Im Mai 2005 hat das Bundesverwaltungsgericht entschieden, dass die Erteilung einer Ausnahmegenehmigung nach § 3 Abs. 2 des Betäubungsmittelgesetzes (BtMG) im öffentlichen Interesse liegen kann, sofern sie der Sicherstellung der notwendigen medizinischen Versorgung der Bevölkerung dient. Diese kann im Einzelfall auch den Einsatz von (nicht verschreibungsfähigen) Betäubungsmitteln zur individuellen therapeutischen Anwendung umfassen. Das für die Erteilung der erforderlichen Ausnahmegenehmigungen nach § 3 Abs. 2 des Betäubungsmittelgesetzes (BtMG) zuständige Bundesinstitut für Arzneimittel und Medizinprodukte (BfArM) bezieht seine Entscheidung über die Erteilung einer Ausnahmegenehmigung unter Berücksichtigung der spezifischen therapeutischen Anwendung immer auf den konkreten jeweiligen Einzelfall.

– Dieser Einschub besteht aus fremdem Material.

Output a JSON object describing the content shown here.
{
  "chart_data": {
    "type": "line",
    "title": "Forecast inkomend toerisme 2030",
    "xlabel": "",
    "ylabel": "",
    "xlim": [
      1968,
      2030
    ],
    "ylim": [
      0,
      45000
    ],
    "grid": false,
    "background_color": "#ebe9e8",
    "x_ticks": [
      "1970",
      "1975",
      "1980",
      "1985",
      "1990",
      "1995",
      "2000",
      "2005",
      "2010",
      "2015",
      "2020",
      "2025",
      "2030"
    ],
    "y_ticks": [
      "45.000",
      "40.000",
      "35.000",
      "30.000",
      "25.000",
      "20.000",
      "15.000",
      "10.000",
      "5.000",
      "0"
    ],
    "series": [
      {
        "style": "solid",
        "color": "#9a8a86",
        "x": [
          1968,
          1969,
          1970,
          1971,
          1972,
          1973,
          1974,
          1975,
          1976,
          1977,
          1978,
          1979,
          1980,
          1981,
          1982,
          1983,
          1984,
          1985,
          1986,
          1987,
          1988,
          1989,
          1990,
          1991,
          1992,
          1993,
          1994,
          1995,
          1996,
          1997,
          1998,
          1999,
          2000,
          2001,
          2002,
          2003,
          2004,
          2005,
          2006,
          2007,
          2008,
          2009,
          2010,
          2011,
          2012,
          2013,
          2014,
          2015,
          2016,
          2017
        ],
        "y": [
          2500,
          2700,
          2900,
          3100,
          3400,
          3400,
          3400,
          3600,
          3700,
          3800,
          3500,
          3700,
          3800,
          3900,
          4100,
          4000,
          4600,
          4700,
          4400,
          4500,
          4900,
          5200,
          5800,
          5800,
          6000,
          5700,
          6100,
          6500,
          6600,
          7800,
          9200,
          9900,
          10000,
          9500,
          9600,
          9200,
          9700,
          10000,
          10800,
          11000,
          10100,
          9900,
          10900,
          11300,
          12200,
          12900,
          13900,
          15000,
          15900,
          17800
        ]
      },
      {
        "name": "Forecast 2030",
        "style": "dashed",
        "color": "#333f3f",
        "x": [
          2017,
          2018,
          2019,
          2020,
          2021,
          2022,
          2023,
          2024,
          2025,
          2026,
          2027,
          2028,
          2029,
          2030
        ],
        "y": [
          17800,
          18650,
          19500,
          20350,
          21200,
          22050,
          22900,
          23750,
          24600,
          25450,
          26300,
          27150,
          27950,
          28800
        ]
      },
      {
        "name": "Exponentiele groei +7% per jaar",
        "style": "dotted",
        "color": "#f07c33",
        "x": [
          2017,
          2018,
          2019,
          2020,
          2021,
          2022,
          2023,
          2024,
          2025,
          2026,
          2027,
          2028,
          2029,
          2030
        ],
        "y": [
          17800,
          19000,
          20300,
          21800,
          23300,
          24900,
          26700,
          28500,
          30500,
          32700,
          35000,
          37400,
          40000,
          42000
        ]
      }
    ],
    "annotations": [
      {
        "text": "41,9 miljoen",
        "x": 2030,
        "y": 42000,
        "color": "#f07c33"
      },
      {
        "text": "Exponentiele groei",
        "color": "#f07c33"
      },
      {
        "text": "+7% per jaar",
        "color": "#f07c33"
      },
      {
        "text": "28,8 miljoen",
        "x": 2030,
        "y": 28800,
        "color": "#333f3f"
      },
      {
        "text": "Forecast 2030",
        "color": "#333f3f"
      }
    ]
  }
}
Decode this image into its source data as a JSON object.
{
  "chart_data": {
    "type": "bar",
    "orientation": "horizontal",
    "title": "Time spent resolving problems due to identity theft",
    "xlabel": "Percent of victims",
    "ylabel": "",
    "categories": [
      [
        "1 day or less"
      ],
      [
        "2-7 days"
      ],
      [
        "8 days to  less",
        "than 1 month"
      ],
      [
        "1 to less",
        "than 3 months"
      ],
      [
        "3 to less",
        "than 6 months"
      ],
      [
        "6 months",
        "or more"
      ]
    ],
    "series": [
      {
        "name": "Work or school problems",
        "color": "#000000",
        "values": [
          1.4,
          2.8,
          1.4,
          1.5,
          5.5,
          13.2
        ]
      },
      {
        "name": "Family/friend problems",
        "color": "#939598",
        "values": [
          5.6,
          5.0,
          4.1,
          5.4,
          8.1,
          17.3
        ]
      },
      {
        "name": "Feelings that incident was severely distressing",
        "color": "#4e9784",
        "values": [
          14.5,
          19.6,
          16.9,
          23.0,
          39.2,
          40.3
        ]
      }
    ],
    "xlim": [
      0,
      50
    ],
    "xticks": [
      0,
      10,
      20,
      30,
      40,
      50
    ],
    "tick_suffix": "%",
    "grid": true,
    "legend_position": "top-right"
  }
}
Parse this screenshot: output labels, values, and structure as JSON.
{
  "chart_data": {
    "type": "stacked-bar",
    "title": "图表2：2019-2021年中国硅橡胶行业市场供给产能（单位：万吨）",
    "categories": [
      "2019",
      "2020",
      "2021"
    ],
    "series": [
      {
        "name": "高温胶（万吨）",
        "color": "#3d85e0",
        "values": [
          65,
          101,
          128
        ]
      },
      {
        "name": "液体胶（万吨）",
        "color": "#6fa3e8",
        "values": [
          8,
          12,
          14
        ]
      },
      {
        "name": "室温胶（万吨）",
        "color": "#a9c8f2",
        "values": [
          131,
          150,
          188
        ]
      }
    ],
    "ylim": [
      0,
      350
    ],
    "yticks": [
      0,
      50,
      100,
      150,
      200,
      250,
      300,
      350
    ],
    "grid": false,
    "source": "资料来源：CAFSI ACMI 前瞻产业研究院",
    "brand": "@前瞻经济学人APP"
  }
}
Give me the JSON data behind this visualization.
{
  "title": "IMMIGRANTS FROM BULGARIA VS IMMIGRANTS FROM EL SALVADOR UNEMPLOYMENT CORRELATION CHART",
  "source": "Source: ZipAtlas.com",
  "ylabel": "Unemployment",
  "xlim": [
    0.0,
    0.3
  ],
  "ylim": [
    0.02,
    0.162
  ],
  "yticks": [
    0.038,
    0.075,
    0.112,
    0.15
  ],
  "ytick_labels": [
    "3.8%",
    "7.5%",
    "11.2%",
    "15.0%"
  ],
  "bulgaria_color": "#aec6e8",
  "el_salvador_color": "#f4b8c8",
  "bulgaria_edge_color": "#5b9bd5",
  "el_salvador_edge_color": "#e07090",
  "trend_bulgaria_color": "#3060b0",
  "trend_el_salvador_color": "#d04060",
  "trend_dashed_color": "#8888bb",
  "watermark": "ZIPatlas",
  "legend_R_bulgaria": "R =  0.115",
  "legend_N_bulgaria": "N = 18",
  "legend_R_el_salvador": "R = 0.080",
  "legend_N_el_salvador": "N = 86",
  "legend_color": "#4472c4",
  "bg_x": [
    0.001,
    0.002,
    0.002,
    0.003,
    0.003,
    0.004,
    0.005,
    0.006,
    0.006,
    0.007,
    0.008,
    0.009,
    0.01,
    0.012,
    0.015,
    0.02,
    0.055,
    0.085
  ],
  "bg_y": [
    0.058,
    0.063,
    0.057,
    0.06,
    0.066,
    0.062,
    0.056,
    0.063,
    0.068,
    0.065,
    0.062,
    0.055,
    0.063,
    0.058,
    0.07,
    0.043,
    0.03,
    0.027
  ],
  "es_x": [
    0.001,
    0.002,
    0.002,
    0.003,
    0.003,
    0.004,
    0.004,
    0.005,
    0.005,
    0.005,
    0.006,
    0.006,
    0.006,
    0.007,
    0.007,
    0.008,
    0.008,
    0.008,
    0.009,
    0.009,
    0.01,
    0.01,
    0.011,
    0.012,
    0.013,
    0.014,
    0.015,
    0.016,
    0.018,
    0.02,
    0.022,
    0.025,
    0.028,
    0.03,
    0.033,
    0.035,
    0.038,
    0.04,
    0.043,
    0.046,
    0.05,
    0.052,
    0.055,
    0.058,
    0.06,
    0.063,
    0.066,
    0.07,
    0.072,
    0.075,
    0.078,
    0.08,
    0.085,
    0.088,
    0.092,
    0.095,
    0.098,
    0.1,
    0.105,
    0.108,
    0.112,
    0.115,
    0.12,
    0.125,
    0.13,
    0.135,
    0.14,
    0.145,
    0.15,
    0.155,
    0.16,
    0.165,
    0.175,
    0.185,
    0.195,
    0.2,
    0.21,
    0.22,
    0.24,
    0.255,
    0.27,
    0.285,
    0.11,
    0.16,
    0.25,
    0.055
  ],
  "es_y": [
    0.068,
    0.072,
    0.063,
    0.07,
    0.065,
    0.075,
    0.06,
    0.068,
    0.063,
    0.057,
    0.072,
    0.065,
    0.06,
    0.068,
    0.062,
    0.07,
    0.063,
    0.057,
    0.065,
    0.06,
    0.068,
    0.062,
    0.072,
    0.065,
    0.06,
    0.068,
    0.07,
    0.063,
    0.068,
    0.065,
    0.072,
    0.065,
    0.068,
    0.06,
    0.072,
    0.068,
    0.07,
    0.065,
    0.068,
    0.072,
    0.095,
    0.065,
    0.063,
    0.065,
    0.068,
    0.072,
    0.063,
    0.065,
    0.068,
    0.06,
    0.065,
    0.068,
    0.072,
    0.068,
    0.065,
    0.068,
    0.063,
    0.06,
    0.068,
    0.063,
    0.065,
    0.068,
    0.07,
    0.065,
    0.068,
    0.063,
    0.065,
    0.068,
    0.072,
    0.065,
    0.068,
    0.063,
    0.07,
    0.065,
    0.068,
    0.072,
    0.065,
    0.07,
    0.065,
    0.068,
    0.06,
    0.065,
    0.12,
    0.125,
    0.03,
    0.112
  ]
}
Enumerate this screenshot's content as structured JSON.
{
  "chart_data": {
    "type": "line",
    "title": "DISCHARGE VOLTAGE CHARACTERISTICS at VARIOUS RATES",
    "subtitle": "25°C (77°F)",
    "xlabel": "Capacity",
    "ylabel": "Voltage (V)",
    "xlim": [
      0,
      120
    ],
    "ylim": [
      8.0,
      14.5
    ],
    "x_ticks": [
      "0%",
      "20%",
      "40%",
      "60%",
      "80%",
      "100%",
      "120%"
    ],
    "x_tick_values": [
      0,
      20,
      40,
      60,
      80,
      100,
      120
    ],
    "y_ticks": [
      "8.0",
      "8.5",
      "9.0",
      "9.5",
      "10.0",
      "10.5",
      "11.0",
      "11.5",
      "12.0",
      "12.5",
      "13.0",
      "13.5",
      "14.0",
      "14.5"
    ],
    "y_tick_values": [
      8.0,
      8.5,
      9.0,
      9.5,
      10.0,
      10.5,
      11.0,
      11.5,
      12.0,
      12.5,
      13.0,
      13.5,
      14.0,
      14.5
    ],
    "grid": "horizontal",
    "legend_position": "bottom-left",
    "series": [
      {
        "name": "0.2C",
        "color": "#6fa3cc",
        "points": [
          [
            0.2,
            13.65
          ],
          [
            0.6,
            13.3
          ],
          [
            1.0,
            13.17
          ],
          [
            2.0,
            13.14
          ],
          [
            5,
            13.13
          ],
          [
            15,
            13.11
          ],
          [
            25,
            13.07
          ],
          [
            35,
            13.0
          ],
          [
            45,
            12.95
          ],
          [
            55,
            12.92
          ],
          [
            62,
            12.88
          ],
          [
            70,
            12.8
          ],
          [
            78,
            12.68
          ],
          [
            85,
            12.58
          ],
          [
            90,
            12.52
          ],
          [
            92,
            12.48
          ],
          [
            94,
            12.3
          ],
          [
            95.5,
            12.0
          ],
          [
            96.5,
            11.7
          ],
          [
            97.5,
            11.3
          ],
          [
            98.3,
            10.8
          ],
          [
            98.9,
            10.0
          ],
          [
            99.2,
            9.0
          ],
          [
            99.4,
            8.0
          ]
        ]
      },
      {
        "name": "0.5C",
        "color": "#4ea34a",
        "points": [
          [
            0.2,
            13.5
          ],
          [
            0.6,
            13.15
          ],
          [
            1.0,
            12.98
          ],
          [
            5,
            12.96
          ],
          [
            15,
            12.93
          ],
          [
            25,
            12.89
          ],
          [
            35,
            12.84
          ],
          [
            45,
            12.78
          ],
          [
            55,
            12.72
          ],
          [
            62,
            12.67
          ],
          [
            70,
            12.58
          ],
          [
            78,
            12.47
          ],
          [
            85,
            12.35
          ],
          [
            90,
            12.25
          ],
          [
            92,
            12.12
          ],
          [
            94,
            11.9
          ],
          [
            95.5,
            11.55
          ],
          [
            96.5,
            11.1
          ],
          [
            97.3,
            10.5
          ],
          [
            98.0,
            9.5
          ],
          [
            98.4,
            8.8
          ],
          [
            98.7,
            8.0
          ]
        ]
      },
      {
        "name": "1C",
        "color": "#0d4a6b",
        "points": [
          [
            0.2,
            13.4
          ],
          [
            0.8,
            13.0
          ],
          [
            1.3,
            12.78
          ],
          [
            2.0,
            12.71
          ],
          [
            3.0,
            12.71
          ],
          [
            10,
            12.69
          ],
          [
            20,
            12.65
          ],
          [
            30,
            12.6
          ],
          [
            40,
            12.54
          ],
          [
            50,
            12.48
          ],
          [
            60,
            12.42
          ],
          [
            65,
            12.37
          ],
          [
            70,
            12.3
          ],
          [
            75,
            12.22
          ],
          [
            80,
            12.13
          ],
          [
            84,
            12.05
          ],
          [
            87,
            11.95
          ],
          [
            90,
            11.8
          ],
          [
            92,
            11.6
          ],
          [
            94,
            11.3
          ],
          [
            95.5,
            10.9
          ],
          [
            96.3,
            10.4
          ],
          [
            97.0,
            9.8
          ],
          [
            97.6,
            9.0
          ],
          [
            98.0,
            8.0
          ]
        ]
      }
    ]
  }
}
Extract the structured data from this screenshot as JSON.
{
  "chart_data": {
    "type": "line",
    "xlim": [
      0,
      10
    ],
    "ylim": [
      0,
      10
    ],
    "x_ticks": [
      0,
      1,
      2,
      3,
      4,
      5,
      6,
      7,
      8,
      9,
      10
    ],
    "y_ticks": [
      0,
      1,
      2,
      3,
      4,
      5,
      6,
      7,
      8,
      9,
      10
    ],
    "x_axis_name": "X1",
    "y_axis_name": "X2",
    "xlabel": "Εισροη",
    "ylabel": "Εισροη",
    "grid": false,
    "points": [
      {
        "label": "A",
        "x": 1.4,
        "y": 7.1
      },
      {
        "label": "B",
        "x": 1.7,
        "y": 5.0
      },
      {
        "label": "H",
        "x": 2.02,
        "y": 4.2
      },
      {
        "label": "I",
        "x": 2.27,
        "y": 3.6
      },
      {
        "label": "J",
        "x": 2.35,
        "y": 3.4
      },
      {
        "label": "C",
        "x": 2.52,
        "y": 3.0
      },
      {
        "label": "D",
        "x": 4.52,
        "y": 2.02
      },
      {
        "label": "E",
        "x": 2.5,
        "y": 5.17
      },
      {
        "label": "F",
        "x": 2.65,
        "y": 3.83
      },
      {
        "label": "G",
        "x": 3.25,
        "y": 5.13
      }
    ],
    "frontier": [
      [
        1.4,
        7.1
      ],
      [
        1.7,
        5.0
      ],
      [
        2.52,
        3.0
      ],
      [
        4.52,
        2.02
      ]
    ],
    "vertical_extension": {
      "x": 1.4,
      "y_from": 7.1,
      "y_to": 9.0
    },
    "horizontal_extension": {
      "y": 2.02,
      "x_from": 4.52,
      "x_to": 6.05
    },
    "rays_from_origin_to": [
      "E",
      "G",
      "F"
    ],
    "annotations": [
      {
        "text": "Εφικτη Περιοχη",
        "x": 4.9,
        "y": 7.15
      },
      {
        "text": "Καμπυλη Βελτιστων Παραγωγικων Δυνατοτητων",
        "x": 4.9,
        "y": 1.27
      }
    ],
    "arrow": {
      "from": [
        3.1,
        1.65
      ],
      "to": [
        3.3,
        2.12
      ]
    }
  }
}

In diesem Monat hat die Bundesopiumstelle beim Bundesinstitut für Arzneimittel und Medizinprodukte erstmals einer an multipler Sklerose erkrankten Patientin erlaubt, Cannabis zur Linderung ihrer Schmerzen einzusetzen. Diese Entscheidung war unter verantwortungsvoller Abwägung aller relevanten Sachverhalte des Einzelfalls im Interesse der individuell notwendigen medizinischen Versorgung der Patientin zu treffen. Dass eine solche Entscheidung getroffen wurde, ist Beleg dafür, dass vom Gesetzgeber durchaus eine "zivilisierte Lösung" gefunden wurde, die einer Kriminalisierung der Betroffenen vorbeugt.

Mit freundlichen Grüßen
Petra Kammer


Antwort des drogenpolitischen Sprechers der FDP Parr
23. August 2007
Cannabiswirkstoff als Medikament: Praxis muss sich ändern

BERLIN. Anlässlich der ersten Erlaubnis der Bundesopiumstelle, dass eine an Multipler Sklerose (MS) leidende Patientin ein Cannabisextrakt aus der Apotheke legal beziehen darf, erklärt der sucht- und drogenpolitische Sprecher der FDP-Bundestagsfraktion Detlef PARR:
Die FDP-Bundestagsfraktion begrüßt diesen Schritt der Bundesopiumstelle. Sie fordert die Bundesregierung auf, endlich lang gemachte Versprechungen umzusetzen. Notwendig ist eine sichere Rechtsgrundlage, um schwerstkranke Menschen, die von Cannabis-Extrakten profitieren, nicht zu kriminalisieren. Nicht nur MS-Kranke dürfen -wie bisher – von Einzellfallentscheidungen profitieren. Ausnahmen müssen auch bei anderen Krankheitsbildern möglich sein.
Schon das Urteil des Bundesverwaltungsgerichtes von 2005 sieht vor, den Gesundheitszustand einzelner zu berücksichtigen. Bisher wurden Einzelanträge grundsätzlich abgelehnt. Diese Praxis muss sich nun ändern.
Anfang 2004 antwortete die damaligen Bundesregierung auf eine Initiative der FDP-Bundestagsfraktion zum Einsatz von Cannabis-Wirkstoffen in Arzneimitteln, dass "entsprechend der Koalitionsvereinbarungen die Bundesregierung seit geraumer Zeit, prüft, ob neben Dronabiol auch natürlicher Cannabisextrakt verschreibungsfähig gemacht werden kann".
Wenn ein wissenschaftlicher Nachweis über die Wirksamkeit des Arzneimittels existiert, muss auch verschrieben werden dürfen. Das enorm teuere Dronabiol wird von den Krankenkassen nicht bezahlt, da es nicht zugelassen ist. Daher sind bisher notleidende Patienten gezwungen, sich natürliches – und somit illegales – Cannabis auf eigene Faust zu besorgen und sich damit straf bar zu machen. 

Visits: 12

Comments are closed.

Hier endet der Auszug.